Оценить:
 Рейтинг: 0

Ижицы на сюртуке из снов: книжная пятилетка

<< 1 2 3 4 5 6 7 8 9 ... 19 >>
На страницу:
5 из 19
Настройки чтения
Размер шрифта
Высота строк
Поля

Внутренняя проза

Павел Зальцман. Средняя Азия в Средние Века. М.: Ad Marginem, 2018. 472 с

Нельзя уже жаловаться, что Павел Зальцман не издан. Выходили стихи «Сигналы Страшного суда» (2011), роман «Щенки» (2012) и даже книга дневников и воспоминаний «Осколки разбитого вдребезги» (2017), плюс альбомы и даже перевод на немецкий и английский. Можно лишь сожалеть, что не прочитан. Не пришел к нам раньше, не вошел в канон.

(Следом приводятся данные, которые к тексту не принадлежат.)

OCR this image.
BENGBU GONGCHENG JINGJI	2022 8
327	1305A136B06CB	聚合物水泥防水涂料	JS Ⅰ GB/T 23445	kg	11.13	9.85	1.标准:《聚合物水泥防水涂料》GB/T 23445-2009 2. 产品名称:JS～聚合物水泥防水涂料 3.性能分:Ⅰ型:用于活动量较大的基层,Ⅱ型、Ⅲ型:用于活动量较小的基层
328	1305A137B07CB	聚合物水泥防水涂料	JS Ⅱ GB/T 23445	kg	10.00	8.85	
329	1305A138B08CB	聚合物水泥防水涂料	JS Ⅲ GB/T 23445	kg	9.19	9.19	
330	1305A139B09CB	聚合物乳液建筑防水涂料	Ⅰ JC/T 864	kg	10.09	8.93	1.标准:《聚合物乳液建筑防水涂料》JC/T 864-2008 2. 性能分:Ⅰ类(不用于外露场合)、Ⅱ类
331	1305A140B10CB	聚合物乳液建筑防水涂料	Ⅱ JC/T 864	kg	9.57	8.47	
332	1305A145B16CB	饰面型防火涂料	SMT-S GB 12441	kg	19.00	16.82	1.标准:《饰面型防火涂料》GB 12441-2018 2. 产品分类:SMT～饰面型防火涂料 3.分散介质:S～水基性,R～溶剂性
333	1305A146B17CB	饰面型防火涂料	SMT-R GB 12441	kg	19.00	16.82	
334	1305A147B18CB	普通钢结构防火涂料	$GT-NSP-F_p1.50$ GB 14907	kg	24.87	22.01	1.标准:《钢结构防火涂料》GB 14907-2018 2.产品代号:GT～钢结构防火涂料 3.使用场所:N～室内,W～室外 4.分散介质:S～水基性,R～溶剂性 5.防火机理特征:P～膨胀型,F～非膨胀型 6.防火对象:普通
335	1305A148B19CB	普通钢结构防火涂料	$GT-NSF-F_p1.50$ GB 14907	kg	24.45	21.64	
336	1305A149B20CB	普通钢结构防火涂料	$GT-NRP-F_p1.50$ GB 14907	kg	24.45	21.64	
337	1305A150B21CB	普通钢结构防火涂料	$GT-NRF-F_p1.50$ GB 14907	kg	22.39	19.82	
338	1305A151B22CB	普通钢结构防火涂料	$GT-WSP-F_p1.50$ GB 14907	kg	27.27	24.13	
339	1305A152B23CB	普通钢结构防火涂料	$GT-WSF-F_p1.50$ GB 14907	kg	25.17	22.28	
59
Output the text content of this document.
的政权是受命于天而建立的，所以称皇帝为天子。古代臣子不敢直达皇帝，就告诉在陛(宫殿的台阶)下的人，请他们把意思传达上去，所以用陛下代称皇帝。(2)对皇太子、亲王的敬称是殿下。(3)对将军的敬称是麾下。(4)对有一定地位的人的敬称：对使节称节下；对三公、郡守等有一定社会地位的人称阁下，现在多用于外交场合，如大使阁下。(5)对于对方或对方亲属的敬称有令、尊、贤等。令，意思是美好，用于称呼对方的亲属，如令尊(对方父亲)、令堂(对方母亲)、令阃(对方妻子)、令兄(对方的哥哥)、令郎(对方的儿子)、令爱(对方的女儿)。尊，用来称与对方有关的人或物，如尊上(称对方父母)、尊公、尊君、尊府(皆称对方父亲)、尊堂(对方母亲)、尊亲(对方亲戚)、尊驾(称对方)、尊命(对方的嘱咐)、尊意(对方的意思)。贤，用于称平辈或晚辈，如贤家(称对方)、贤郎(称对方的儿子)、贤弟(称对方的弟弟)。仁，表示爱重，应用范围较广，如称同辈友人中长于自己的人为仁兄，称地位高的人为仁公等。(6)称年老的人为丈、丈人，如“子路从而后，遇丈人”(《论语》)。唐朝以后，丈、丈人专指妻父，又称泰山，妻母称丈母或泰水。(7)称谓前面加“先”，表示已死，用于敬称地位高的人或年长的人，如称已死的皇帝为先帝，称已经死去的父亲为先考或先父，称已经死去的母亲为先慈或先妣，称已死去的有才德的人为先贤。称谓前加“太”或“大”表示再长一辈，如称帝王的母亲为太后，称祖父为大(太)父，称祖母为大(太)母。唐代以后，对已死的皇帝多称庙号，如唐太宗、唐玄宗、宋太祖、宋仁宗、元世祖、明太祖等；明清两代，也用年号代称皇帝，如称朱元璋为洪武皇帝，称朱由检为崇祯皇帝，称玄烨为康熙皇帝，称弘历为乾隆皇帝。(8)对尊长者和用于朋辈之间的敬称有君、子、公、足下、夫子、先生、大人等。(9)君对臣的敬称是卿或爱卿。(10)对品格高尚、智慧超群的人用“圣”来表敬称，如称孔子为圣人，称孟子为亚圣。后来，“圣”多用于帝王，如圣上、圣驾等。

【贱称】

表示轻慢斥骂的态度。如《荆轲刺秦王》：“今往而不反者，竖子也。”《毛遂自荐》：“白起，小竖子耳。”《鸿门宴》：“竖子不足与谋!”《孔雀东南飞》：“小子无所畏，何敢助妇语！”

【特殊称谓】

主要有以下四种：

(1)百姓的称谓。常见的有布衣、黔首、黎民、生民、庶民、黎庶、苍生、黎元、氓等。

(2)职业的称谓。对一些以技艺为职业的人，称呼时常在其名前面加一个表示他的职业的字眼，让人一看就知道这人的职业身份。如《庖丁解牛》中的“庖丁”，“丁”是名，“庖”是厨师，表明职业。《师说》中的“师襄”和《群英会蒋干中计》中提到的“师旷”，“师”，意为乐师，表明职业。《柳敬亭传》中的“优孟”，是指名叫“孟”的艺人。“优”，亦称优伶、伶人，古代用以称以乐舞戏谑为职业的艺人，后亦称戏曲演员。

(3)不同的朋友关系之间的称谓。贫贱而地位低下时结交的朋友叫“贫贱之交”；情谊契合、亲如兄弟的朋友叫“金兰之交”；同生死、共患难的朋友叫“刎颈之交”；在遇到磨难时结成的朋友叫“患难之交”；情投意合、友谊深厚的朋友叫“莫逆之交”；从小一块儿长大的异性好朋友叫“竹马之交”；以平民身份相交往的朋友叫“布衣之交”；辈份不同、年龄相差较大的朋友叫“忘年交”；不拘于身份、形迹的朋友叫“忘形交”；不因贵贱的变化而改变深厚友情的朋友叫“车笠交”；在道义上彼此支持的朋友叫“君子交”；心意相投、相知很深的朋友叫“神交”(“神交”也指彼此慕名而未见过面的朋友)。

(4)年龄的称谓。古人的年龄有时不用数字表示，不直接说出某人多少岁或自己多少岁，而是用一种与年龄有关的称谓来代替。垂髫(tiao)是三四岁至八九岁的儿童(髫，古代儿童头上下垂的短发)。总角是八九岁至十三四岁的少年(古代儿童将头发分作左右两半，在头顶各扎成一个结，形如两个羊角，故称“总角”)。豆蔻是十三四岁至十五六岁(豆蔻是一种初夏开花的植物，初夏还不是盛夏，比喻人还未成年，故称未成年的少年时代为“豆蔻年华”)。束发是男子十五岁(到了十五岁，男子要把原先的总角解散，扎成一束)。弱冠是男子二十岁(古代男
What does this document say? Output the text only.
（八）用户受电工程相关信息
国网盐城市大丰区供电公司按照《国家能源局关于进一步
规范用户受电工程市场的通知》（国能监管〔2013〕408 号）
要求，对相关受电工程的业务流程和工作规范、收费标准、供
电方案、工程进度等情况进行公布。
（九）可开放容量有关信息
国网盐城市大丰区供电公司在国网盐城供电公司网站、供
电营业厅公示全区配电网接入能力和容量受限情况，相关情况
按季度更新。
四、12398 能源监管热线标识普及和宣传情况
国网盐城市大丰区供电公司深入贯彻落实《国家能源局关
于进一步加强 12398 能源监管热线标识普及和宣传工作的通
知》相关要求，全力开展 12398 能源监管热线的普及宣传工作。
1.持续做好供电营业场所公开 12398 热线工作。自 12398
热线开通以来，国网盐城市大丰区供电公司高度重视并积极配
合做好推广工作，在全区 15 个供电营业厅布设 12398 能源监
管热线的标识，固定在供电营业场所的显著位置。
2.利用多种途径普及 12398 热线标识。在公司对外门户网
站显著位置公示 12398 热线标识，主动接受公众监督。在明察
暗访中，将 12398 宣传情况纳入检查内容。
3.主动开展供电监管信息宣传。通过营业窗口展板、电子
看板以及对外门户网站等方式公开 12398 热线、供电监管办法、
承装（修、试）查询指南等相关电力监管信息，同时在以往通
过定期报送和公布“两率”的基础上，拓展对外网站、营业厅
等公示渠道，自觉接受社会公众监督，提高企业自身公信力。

Как, собственно, и все авторы, последние представители авангарда, трудно определимые, слишком яркие и камерные одновременно – Всеволод Петров, Владимир Казаков…

Между тем, Зальцман проходит не только по литературному ведомству. Рисовал с Филоновым, общался с Хармсом и Введенским, снимал на «Ленфильме». Все оказалось прервано и отнято, как Ленинград: репрессии, война, потом статус полуссыльного в Алма-Ате, на студии «Казахфильм». Рисовать не было физической возможности, писать мог тайком по ночам, как и лучшие авторы тогда, – без малейшей надежды даже прочесть друзьям на кухне.

Роман «Средняя Азия» не закончен. По оставшимся рукописям его восстановила семья Зальцмана с Татьяной Баскаковой, густо прокомментировавшей и тщательнейше прокомментировавшей и осмыслившей книгу (ее статья «Красный платок, или Странники на пути любви» – больше, чем просто послесловие, как по объему, так и по жанру, взять хотя бы сравнения с близкими по ее переводческой деятельности персонажами вроде Арно Шмидта и Ханса Хенни Янна).

В такой подаче «Средняя Азия» и нуждается. Не только потому, что сам Зальцман перекопал массу литературы, был сторонником детальных сносок, но и – потому что жанр «Азии» определить очень не просто. Здесь все – столь необычное в ту эпоху, заметим – житейские обыкновения «среднеазиатцев», мифы (здесь и там фигурирует знакомый по книге Владимира Медведева Заххок, царь с серебряным лицом и двумя змеями, растущими из плеч и питающимися мозгами ежедневных человеческих жертв), религия и эпика, нежная любовная история и буквальным образом водоемы крови, мистика и богословие. И это, кстати, вообще свойственно художественному методу Зальцмана – брать бытовую, низкую «жесть» и разводить ее, как спирт самым изысканным соком, чем-то сказочным. Было это и в его стихах и прозе. Идет, возможно, от любимых авторов – Эдгар Алан По и Пу Сунлина, Густава Майринка и Яна Потоцкого. Сходное, опять же, у Владимира Казакова, в самые застойные глухие годы писавшего странные куртуазные стихи и абсурдистские пьесы на условно средневековом материале.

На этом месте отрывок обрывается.